In my reading for homework the other day, an author reflected on the early Christian communities (under Rome) in terms of class, and their class struggle. I found this refreshing in scholarly writing, about theology or anything else, and said as much with a wink to my classmates. Alas, the professor informed us that the author, a theologian, is in fact a Marxist and perhaps his terminology is not the most helpful.
alas, say I ... can't somebody raise the notion of social class, if not struggle, without defaulting to a Marxist position? With tongue only partly in cheek, I make public displays of sympathy with Marx (if not with Marxists) because the recognition of class structure in these post-modern times is usually illuminating. Certainly the notion of class has been discredited and mostly dispensed with, at least in conventional wisdom, because (1) this [pick your geo-political identifier] is a democracy and the people choose their government and (2) the free market is free to everybody, right? Unfortunately, that's the convention among the wage-earners and consumers who do not make capitalism's major decisions. The view from the elites of our time is rather that there is a clear gap between those decision-makers and the decision-followers. And hopefully the decision-followers will forget all about the the shell-games that were exposed in last year's economic meltdown.
Personally, I identify with the working class, and I know lots of workers who would resent any such label. However, I don't use it to describe my relative value in the world, since all of us are contributors to what we call society. I do use it to reflect my location among all the groups it takes to form a society. I am not lower-class; but I am a worker, who implements the decisions of the decision-makers in my industry. The decision-makers are more like theorists; the workers move the widgets, and we all get to see if the widgets do what the theorists planned for them to do. In this world, there are also people who teach; people who nurture; people who are mirrors (artists). Society moves and grows and hums along with all of these living, acting parts. I have no problem naming them "classes," even though it's kind of a loaded word.
But naming them is preferable to pretending they don't exist, pretending that each of us has individual "autonomy" as promised by the Enlightenment while none of us are taught to practise collective agency. If we do not individually recognize and claim the part we play in maintaining society (which ought now to be conceived as global), we can never really experience our own autonomy; that is, we will not connect to decision-making about the larger forces in our daily life. My point is, the group we belong to is one of those larger forces.

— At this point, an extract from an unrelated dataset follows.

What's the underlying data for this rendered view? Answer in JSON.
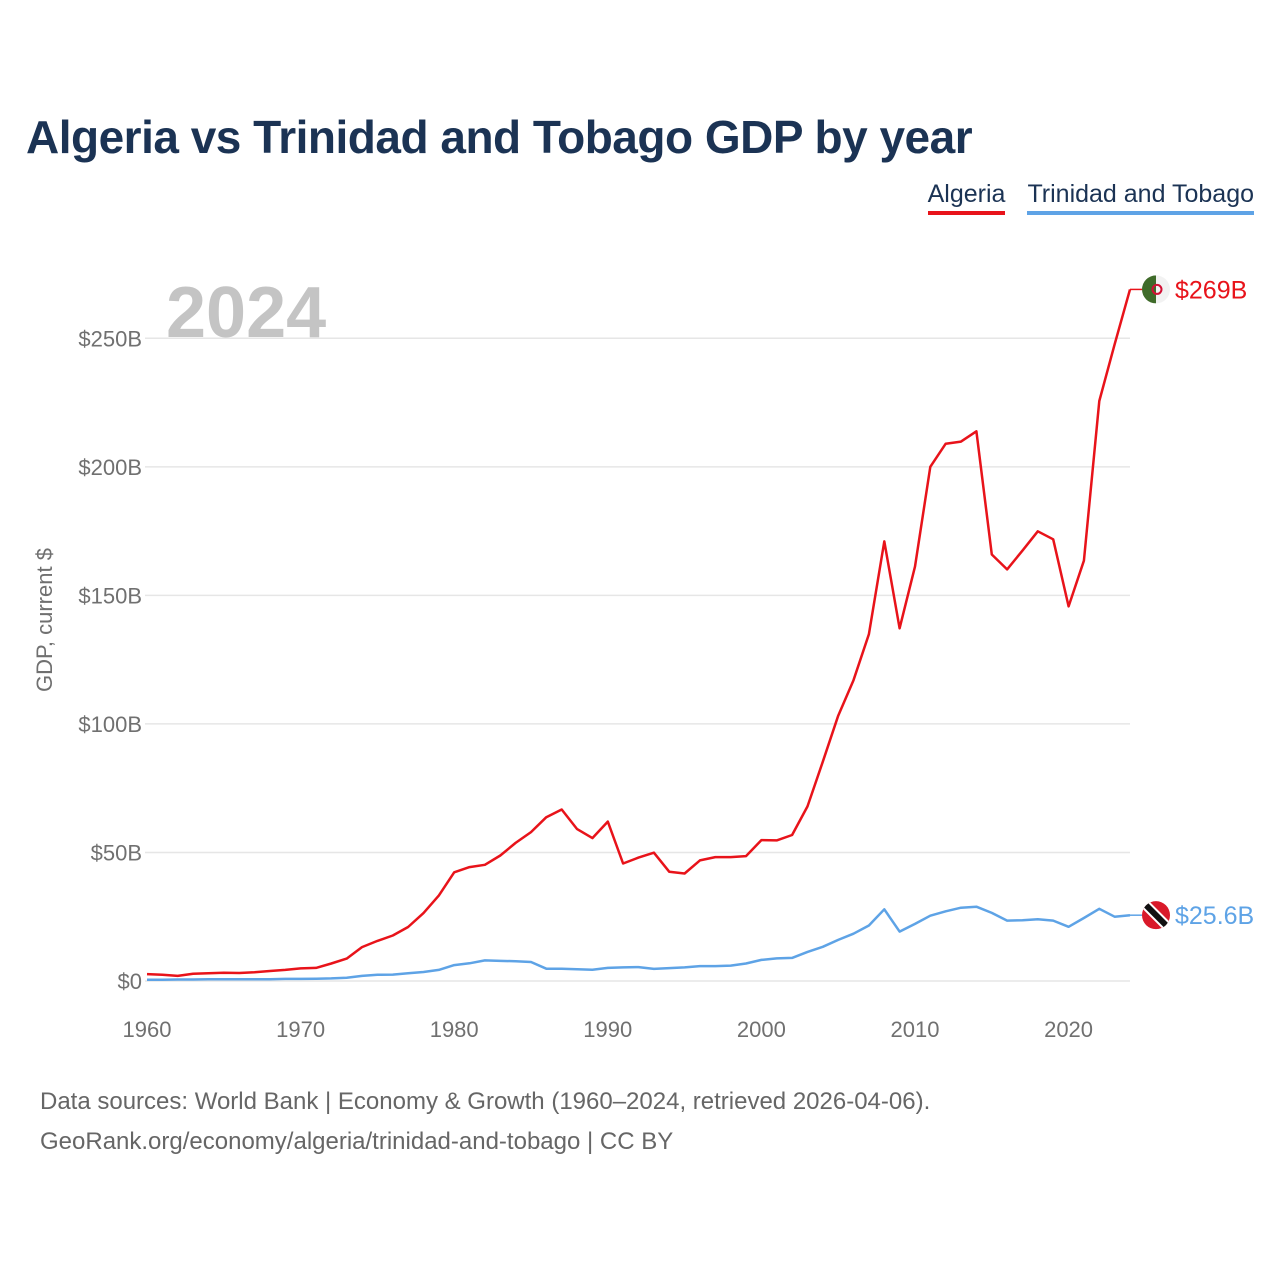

The corporate agenda is to have us believe that we are "free to choose" ... what to buy. If we have money. Last year's economic meltdown ought to be an object lesson for all of us consumers: for a moment the emperor stood naked, and all those financiers were called to account for putting profit above honest participation in society. (I don't know if the consuming class learned from that lesson yet, though.)
True democracy, true self-determination, is political agency. It is participation in the shaping of society: the conditions under which we go to work, secure shelter and food, celebrate our milestones and even recognize our significant relationships. Each class (and each of us probably belongs to more than one) has valuable and unique input into the shapechanging of society. People who labour, that is, carry out others' ideas, need to contribute their own innovations drawn from their experience, if an overall enterprise is to function optimally. The working class has something necessary to the entrepreneurial class ... for increasing profit, sure, but more holistically for making the enterprise a vital contributor to the health of our society. The entrepreneurial class does have something necessary to the working class, or to the non-waged working class, or to the class of elders who've left the daily grind of wage-working behind: in a capitalist economy, entrepreneurs activate the machinery of cash flow. This does not make the entrepreneurial class any more valuable than the rest. Government regulates behaviour, divvies up wealth, supports those outside the wage-working world.
-- wait a minute -- "outside the wage-working world??" Well, who says the government should support anybody who isn't earning their own keep? (you know where this is going.)
Because we all need reminding that we -- the collective, national, income-reporting variants of "we" -- value more than the creation of profit. We value people who are too old to work any longer; who are unwell; who are physically different from the norm and who therefore participate in our world in different ways; people who are too young or still uneducated; people who are just people. We want to take care of everybody: that's why we have a tax system, a federal government, a provincial government. Our structures are where WE put them, so that the mighty wouldn't exploit the weak, so that the Industrial Age wouldn't eat its children; so that more and more of us might participate in the vast web of relationships on this planet. Some through wage-work, some completely outside of it. It takes many classes of people to make the world go 'round. 6 billion individuals on the planet can never know their value and earth-moving strength, but millions of groups of them can build the world we want... the world we need.